How is your password information stored? Where is it stored?

You want to make sure that no one but you can access the encrypted password data and that it is stored in the highest standard data facility and is using systems and controls that are safe for storing password data.

The best cloud-based password managers use “zero-knowledge security protocols” that encrypt users’ master passwords with an encryption key that is stored only on users’ devices. This means the companies have ‘zero-knowledge’ of users’ passwords.

2. Understand Two-Factor Authentication (2FA)

Your passwords cannot all be sitting behind ONE master password, even with a password manager. You MUST have two-factor authentication enabled (and a manager that provides this option). 

If you don’t know what Two-Factor Authentication or 2FA is, I highly recommend you watch this 2-minute video from one of our partners: Duo. You may not even realize you already use 2FA with other services.

3. Can I easily integrate this service into my digital life?

You have the password manager, you’ve made the super long and secure generated password, but now entering @2a&AY8mePu8HU@H on your smartphone’s tiny keyboard is a huge pain. Now what?

It’s important to find a password manager that offers tools, like secure smartphone apps, to make using the service easier and thus making you more likely to leave “123456” in the past where it belongs.
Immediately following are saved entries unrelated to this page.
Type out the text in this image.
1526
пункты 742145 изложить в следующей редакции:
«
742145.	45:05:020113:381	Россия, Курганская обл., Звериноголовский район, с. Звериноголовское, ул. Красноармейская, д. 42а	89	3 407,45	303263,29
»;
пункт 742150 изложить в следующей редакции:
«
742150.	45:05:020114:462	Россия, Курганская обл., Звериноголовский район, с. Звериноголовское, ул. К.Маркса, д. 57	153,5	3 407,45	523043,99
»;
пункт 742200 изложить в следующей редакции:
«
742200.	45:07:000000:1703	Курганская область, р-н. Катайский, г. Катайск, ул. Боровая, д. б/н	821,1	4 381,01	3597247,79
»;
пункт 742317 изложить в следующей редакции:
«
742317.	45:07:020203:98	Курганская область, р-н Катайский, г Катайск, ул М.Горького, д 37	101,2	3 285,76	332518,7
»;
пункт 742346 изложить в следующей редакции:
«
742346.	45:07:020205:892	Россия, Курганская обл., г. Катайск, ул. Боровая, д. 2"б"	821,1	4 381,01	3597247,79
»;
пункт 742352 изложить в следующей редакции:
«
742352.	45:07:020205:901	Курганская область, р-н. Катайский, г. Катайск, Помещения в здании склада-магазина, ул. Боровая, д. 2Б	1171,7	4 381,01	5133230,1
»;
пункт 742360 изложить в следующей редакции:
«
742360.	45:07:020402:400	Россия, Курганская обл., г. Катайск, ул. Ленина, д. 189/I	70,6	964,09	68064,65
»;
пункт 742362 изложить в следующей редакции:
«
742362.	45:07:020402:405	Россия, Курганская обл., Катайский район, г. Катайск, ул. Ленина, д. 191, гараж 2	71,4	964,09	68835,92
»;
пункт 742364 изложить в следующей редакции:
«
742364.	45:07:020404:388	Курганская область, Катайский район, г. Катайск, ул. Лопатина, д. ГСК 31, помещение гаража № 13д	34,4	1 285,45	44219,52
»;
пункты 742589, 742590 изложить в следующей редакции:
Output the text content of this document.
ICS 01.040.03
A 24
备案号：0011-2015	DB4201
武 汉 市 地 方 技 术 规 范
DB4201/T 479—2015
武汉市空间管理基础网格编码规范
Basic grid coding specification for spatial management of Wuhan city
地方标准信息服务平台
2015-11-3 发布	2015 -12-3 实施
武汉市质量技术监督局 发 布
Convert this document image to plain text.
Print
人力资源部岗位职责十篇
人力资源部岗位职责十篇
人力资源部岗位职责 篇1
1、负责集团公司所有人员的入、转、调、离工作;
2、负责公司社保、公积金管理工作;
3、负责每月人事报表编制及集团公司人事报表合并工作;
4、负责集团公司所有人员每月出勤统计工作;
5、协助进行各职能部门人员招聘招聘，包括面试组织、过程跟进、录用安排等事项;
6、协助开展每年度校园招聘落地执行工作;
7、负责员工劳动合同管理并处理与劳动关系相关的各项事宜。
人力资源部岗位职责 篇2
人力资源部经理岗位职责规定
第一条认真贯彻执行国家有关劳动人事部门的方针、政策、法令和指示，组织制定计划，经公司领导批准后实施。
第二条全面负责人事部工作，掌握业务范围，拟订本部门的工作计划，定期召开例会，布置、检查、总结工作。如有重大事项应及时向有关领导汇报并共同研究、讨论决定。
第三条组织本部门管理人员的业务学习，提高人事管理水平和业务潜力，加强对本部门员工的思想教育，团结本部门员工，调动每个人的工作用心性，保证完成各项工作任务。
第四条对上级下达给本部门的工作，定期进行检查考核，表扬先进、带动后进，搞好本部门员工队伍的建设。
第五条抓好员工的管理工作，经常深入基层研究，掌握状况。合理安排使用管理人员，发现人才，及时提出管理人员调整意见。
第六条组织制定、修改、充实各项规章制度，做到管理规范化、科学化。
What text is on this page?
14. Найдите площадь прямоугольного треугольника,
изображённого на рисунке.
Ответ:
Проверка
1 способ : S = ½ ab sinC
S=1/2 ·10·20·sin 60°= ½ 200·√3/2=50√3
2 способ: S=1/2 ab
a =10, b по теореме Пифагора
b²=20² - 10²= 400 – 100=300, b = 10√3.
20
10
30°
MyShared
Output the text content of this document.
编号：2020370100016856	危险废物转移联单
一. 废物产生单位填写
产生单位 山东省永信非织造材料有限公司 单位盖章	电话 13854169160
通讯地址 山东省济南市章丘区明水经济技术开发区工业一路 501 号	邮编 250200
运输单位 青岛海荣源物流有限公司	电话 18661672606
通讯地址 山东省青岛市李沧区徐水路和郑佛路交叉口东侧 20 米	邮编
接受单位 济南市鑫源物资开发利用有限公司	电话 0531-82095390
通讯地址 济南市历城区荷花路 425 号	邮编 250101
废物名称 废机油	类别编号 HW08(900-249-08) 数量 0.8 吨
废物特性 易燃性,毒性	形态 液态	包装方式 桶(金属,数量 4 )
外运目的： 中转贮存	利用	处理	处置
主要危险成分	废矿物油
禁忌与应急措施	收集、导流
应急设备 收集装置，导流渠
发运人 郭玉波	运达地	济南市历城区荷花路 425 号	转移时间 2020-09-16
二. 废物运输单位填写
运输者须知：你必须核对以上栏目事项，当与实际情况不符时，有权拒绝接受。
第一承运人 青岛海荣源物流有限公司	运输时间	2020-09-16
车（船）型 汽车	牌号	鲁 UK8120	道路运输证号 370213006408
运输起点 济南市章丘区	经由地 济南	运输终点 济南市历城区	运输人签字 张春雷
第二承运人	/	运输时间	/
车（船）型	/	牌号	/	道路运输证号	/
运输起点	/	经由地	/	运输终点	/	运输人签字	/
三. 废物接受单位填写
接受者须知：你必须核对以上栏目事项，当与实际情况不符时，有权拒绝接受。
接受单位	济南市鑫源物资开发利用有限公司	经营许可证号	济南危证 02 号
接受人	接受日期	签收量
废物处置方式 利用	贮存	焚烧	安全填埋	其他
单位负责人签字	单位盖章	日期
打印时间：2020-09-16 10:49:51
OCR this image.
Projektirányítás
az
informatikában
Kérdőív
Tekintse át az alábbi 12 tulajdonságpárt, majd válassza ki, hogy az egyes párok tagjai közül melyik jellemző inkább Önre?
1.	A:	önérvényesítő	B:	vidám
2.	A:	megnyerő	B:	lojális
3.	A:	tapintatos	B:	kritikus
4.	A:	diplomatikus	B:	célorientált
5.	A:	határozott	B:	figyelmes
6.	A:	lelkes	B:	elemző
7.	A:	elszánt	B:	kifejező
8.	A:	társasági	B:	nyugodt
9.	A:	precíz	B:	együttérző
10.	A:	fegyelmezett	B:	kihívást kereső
Almost all top password managers can sync across all of your devices and some even let you authenticate on iOS or Android with your fingerprint or face rather than typing the master password. Most include some form of two-factor authentication, be it biometric, SMS-based, Google Authenticator, or something else entirely.

4. Have a backup plan for your Master Password

Part of the zero-knowledge protocol and what makes password managers so secure is the encrypted Master Password you will need to create for your vault. This password will need to be unique and secure and YOU CANNOT LOSE IT.  You have heard of the term “never put all your eggs in one basket”. Well, you don’t want your password system locking you out and being the ONLY way for you to get your passwords to everything.

We recommend, follow me for a second here, to write down your Master Password (gasp!) and place it in the same place you put your Will or your mortgage papers, which should be a fireproof safe in your house. That way if something were to happen to you or you forgot the super secure password you made for your account, you have the means to retrieve it, because no one else will.

4. The Password Manager is only as secure as you

The security system won’t re-create all your passwords, you have to do that yourself. As you login to a website with your password “fluffykitty123”, use your new password manager to reset it and use what we call “the goop” that password systems generate for you.

Also, as you create and secure your passwords in the security manager, remove them from other services such as browser password vaults like Google Chrome, Firefox and Safari, or that excel file on your desktop labelled “not passwords” or from that note on your iPhone you have been keeping with you for years and that you have transferred from your old phone to your new phone every time…. yes, we’re looking at you.